Lo importante es entonces, garantizar condiciones que permitan que el proceso constituyente cuente con las suficientes condiciones para permitir su desarrollo dentro de los plazos establecidos no experimentando interrupciones, ni postergaciones pues, ello solo aportaría un malestar y desencanto quizás difíciles de controlar.

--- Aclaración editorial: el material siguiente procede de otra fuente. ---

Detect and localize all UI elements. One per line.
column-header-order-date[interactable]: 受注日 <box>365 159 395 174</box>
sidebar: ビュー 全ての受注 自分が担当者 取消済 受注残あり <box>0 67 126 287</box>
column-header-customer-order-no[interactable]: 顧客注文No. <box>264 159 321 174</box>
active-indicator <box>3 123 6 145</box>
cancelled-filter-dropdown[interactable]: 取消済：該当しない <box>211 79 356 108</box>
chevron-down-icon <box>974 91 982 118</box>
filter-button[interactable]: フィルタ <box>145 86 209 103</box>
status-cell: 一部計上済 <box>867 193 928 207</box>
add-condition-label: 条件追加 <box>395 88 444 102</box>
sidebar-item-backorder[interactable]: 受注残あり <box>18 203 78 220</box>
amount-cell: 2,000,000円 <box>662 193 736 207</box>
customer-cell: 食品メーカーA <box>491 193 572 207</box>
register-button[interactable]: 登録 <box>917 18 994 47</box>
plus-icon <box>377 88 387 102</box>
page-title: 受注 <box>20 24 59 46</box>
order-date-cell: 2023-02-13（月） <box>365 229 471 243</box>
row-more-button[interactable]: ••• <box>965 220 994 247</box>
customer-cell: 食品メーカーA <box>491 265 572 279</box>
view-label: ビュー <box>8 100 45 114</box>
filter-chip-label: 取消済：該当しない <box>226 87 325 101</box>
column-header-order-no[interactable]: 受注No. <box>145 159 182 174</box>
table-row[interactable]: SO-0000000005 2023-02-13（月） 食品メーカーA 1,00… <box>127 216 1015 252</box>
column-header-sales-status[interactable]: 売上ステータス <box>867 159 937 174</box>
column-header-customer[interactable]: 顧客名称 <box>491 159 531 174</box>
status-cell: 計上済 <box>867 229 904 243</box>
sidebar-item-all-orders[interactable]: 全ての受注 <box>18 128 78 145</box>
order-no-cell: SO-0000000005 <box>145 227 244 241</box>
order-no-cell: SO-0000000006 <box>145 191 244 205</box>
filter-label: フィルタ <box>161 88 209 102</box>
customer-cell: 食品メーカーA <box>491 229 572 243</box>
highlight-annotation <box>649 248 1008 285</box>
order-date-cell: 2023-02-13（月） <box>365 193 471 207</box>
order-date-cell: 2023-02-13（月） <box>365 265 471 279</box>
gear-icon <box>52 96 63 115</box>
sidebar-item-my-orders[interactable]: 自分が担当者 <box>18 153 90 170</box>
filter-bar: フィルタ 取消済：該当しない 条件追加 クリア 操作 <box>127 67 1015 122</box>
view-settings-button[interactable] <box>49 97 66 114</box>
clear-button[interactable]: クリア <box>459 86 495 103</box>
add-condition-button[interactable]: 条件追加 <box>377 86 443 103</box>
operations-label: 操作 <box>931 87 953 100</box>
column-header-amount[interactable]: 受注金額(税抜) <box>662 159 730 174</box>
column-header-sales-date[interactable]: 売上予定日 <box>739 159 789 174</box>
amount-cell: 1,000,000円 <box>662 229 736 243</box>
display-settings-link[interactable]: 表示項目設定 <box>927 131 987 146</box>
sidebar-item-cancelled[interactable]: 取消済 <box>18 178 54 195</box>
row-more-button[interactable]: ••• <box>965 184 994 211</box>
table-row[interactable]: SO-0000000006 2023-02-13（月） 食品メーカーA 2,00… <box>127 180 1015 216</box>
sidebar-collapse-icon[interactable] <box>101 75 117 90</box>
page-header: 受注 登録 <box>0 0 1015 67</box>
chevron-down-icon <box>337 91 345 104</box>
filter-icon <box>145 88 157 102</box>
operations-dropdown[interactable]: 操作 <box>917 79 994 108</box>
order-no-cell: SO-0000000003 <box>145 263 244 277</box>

Por su parte, el reciente anuncio de un grupo de parlamentarios oficialistas de privatizar Codelco y TVN[4], ideas que el propio gobierno descartó de plano, pueden ser leídas en la perspectiva del mencionado proceso de deliberación que se inicia en los próximos meses, tal vez para adelantarse ante la eventualidad que la Convención Constituyente establezca la nacionalización de los recursos minerales cupríferos, otorgándoles pautas a ese debate. La enajenación de la televisión pública, por su parte, solo consolidaría el oligopolio informativo y mediático existente en la actualidad. 

Lo mismo ocurre con la reforma anunciada por el mandatario para reducir el número de parlamentarios expuesta en su Cuenta Pública el 01 de agosto, un cambio que, en definitiva, debería ser una tarea confiada al futuro órgano constituyente en el marco del diseño institucional que este legítimamente establezca.

¿Qué desafíos tiene entonces la oposición? Sin duda, el efecto causado con la aprobación de las mociones impulsadas, la sitúa en un papel clave de cercanía con las inquietudes y problemas que afectan a un gran número de chilenos, sin embargo, su tarea es desarrollar una estrategia que mantenga ese plano de vinculación, pero por sobre todo, lograr construir un programa que trascienda la coyuntura electoral mediante un sólido proyecto de cambio. Para ello debe, necesariamente, abandonar su carácter de disperso archipiélago y ser sensible intérprete de los presagios de un tiempo nuevo.


[1] https://www.leychile.cl/Navegar?idNorma=1147862

[2] https://www.spensiones.cl/portal/institucional/594/w3-article-14043.html

[3] Valenzuela, A (1989). El quiebre de la democracia en Chile, Facultad Latinoamericana de Ciencias Sociales (FLACSO), Santiago.